A quote from a mentor, friend and on one significant moment, an angel who carried me with his wings.

Looking back the 11+ months, i realized that i have done quite a bit, traveled to a couple of places, met a few interesting people and gained so many more valuable lessons and memories in life. I have learnt more about myself, discovered my credibility and flaws and made my way closer to God. I understood more about humanity, the cruel truth and fighting spirit that people still hold strongly to in order to achieve freedom and peace.
I am still learning to deal with my ghosts; the past and present but i vow to let them go once this year comes to an end, it will be difficult, almost like tearing my skin off i for see, but healing can only take place when the pain has fully left. I was told it's okay to cry, to feel vulnerable and have a moment alone to seek the clarity of mind. And sometimes, we will find that we won't cry alone.

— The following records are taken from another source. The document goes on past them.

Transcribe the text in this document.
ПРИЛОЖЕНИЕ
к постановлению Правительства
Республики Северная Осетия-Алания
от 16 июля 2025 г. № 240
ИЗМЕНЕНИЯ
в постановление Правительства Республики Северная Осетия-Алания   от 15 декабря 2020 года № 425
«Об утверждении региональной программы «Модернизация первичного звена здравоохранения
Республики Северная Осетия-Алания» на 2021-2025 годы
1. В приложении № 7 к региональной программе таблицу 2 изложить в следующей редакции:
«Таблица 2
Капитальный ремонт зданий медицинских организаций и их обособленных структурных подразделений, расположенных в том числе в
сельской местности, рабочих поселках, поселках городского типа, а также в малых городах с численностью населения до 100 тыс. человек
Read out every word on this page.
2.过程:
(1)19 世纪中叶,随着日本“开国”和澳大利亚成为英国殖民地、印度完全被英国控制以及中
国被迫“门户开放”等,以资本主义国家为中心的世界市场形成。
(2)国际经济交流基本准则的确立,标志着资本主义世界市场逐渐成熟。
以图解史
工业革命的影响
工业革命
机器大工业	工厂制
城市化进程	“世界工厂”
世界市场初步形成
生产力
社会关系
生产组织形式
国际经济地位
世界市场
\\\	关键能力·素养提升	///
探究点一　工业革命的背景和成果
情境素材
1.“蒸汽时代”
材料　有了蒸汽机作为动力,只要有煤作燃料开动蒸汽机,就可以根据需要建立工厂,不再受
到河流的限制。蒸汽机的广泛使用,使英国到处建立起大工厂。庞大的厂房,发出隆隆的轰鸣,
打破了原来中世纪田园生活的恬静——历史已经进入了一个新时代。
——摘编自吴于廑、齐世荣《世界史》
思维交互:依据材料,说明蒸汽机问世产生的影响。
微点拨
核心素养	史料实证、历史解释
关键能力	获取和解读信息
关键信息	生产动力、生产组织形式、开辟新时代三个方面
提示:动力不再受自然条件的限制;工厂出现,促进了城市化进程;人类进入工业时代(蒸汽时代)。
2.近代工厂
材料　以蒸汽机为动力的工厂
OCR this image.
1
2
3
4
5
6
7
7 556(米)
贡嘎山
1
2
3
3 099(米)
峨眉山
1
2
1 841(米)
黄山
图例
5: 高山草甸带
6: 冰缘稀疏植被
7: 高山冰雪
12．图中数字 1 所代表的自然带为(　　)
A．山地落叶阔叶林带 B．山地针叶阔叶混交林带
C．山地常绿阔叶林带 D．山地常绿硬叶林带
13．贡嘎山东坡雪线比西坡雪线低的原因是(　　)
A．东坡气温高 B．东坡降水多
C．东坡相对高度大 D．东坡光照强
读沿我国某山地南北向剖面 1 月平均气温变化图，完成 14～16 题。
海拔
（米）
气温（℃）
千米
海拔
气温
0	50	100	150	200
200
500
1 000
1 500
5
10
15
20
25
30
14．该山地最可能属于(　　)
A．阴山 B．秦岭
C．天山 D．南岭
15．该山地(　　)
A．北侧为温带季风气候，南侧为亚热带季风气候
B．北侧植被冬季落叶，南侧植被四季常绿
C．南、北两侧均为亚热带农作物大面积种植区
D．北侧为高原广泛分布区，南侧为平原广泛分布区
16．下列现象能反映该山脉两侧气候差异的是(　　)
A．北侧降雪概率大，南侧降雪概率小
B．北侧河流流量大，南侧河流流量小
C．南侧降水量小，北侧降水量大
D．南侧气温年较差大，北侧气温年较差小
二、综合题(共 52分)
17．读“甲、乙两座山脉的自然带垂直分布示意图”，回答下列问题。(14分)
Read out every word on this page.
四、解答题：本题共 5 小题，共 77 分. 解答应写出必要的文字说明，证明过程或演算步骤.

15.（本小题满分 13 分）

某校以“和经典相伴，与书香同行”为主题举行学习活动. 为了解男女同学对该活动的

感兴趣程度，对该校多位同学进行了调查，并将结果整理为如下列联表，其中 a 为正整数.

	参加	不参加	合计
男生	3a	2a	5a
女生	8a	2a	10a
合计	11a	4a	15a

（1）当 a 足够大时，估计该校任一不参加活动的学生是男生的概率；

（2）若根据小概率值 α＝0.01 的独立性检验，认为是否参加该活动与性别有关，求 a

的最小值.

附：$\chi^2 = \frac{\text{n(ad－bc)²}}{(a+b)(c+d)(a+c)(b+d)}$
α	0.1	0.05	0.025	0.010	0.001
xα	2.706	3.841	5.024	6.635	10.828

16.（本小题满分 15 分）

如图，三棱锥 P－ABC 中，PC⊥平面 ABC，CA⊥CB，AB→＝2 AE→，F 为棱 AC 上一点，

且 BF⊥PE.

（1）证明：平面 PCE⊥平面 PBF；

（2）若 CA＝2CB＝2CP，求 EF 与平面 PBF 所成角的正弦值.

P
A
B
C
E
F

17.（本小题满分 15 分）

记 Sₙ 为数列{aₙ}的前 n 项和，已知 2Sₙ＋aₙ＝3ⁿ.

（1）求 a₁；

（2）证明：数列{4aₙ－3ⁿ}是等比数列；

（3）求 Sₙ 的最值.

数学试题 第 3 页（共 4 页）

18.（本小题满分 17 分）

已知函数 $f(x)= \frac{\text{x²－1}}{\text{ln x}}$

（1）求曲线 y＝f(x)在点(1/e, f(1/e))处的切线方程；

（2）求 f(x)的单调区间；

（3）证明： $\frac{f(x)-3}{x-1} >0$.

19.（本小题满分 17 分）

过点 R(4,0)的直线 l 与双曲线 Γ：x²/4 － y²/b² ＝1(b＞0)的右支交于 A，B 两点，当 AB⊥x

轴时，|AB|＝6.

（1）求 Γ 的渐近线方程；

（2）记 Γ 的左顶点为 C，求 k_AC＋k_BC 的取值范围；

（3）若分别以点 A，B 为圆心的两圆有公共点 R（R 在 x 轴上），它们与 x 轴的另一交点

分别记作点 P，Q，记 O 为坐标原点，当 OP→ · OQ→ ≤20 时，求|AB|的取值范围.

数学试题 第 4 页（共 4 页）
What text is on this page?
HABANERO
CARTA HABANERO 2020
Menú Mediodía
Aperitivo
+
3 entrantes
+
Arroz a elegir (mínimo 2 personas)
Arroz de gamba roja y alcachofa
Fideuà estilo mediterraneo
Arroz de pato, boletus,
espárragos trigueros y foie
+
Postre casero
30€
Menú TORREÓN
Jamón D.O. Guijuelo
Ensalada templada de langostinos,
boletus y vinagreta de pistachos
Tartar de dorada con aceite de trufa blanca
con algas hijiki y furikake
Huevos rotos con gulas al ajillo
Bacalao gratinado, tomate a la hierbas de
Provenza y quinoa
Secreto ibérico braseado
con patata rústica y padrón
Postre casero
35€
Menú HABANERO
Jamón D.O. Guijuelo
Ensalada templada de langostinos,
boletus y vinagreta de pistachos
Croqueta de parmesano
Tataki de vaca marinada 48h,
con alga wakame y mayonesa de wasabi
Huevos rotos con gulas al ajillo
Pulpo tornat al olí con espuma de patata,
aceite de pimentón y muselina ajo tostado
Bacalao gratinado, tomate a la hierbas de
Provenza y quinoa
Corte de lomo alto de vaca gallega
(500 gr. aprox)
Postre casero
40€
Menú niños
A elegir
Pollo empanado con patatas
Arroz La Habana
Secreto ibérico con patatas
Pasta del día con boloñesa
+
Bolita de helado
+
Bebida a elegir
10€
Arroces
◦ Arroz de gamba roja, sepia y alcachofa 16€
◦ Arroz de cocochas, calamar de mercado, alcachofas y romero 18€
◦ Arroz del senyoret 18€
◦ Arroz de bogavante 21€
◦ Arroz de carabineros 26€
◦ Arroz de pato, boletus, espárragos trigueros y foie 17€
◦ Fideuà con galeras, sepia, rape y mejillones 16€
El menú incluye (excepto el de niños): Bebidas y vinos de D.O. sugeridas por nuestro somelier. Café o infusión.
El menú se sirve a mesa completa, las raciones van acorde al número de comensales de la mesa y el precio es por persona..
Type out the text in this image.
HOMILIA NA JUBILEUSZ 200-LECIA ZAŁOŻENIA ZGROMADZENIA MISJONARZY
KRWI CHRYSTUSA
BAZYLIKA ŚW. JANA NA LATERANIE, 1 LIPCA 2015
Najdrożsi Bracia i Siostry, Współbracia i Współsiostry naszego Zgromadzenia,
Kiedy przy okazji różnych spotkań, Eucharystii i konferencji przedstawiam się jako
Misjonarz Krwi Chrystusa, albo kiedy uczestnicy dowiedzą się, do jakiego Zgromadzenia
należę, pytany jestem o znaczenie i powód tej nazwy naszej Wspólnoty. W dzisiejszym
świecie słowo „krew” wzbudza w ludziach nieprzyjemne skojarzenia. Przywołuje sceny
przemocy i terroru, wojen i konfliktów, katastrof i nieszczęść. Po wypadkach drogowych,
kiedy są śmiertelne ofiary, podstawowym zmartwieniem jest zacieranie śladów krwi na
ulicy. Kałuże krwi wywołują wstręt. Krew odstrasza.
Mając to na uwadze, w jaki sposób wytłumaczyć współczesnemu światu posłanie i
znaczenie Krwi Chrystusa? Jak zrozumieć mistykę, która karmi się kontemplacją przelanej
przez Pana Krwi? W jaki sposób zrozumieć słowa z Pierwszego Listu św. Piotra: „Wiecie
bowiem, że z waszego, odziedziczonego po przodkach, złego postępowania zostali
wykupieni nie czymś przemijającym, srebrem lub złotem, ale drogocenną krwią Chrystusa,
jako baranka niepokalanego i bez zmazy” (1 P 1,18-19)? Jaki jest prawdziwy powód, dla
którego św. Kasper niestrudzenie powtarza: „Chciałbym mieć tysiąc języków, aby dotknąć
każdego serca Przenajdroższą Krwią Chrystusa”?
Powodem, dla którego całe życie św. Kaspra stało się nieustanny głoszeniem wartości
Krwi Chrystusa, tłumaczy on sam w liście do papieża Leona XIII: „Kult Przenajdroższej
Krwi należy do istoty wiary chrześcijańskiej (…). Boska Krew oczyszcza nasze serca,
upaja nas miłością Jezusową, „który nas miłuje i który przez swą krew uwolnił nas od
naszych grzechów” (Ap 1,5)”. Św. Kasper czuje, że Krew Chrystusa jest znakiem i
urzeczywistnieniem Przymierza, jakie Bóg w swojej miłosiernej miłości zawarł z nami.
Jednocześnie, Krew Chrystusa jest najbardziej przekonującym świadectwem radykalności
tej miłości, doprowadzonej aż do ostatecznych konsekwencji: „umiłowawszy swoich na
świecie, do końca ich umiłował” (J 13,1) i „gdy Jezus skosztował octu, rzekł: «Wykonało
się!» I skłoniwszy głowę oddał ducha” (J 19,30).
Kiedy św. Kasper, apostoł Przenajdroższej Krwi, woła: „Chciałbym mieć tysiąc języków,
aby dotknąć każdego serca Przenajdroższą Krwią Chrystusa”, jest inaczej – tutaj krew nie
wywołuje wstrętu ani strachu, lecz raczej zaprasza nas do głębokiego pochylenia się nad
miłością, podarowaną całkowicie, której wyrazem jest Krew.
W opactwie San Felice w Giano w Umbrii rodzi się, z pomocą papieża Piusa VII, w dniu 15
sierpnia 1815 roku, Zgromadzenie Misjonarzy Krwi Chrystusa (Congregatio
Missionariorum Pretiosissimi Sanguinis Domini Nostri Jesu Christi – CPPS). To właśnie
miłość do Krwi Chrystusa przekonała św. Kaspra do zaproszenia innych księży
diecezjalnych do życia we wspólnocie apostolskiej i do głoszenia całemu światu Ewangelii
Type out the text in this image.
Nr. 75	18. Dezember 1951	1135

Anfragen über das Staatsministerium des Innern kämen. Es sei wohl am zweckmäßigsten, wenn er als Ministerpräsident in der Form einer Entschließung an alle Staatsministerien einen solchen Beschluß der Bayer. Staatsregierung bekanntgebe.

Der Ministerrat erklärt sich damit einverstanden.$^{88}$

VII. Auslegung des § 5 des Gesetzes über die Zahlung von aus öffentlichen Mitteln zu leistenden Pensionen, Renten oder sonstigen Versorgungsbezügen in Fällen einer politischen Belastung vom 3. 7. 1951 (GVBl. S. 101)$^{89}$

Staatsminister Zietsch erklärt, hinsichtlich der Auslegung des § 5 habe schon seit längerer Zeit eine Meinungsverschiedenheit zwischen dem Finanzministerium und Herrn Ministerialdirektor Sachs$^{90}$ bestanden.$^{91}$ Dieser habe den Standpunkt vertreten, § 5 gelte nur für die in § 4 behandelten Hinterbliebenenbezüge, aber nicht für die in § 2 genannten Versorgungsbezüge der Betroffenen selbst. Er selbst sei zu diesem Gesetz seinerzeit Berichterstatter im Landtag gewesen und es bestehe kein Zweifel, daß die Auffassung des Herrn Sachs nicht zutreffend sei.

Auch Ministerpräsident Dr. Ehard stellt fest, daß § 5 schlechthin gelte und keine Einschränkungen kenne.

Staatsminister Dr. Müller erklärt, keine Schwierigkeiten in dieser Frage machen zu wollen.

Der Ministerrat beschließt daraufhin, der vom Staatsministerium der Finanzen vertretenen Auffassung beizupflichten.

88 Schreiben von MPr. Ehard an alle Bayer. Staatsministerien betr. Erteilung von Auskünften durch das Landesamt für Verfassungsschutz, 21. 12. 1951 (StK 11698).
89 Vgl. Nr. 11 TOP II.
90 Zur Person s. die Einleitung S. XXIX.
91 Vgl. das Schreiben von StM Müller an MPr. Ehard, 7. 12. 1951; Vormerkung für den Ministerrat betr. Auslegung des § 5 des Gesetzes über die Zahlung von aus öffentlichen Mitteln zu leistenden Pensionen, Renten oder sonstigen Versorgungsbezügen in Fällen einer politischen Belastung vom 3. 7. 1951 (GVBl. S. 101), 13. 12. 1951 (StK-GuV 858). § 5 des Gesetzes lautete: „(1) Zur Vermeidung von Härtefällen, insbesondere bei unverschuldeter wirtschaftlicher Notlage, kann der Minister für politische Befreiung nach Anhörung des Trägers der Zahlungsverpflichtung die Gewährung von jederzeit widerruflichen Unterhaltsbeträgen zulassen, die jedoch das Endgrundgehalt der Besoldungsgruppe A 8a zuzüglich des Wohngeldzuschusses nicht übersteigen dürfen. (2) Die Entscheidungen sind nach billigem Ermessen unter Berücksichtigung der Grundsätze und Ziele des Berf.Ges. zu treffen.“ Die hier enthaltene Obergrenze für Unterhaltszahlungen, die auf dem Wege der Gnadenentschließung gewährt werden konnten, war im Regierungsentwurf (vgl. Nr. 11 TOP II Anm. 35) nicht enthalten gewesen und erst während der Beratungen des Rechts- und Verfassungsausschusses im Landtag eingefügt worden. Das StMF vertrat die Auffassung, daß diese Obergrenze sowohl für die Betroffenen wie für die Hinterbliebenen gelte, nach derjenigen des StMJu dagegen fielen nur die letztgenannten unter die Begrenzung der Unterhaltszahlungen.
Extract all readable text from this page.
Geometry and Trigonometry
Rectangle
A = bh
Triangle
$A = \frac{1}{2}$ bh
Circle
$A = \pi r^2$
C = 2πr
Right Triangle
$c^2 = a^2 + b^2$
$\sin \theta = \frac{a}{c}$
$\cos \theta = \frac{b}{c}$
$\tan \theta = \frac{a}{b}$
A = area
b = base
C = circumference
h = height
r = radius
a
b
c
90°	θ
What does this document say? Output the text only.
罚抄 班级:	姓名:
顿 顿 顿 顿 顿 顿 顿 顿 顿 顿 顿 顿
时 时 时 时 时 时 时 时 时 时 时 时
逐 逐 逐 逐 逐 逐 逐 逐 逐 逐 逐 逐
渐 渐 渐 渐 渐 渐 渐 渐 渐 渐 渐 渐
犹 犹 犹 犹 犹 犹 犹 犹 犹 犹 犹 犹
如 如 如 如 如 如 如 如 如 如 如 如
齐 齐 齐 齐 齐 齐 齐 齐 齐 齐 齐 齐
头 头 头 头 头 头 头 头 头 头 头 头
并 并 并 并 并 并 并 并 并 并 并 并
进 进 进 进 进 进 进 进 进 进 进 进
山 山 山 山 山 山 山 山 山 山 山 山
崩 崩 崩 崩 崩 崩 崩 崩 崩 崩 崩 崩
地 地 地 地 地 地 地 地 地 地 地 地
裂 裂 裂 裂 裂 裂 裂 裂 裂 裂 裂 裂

I will always be reminded to be grateful and thankful despite difficult times and that it's okay to know that some people are just there to hurt or put another down with their pride and arrogance. Hating is more tiring than loving. And it doesn't benefit anyone, so i have learnt to divert the energy to something worth while and that is to Love.

Someone told me that i'm taking 'the path' to realisation of something valuable. I think so too. I told someone that i have a gut feeling that i might die this year. But i would to rephrase that again; I've been reborned.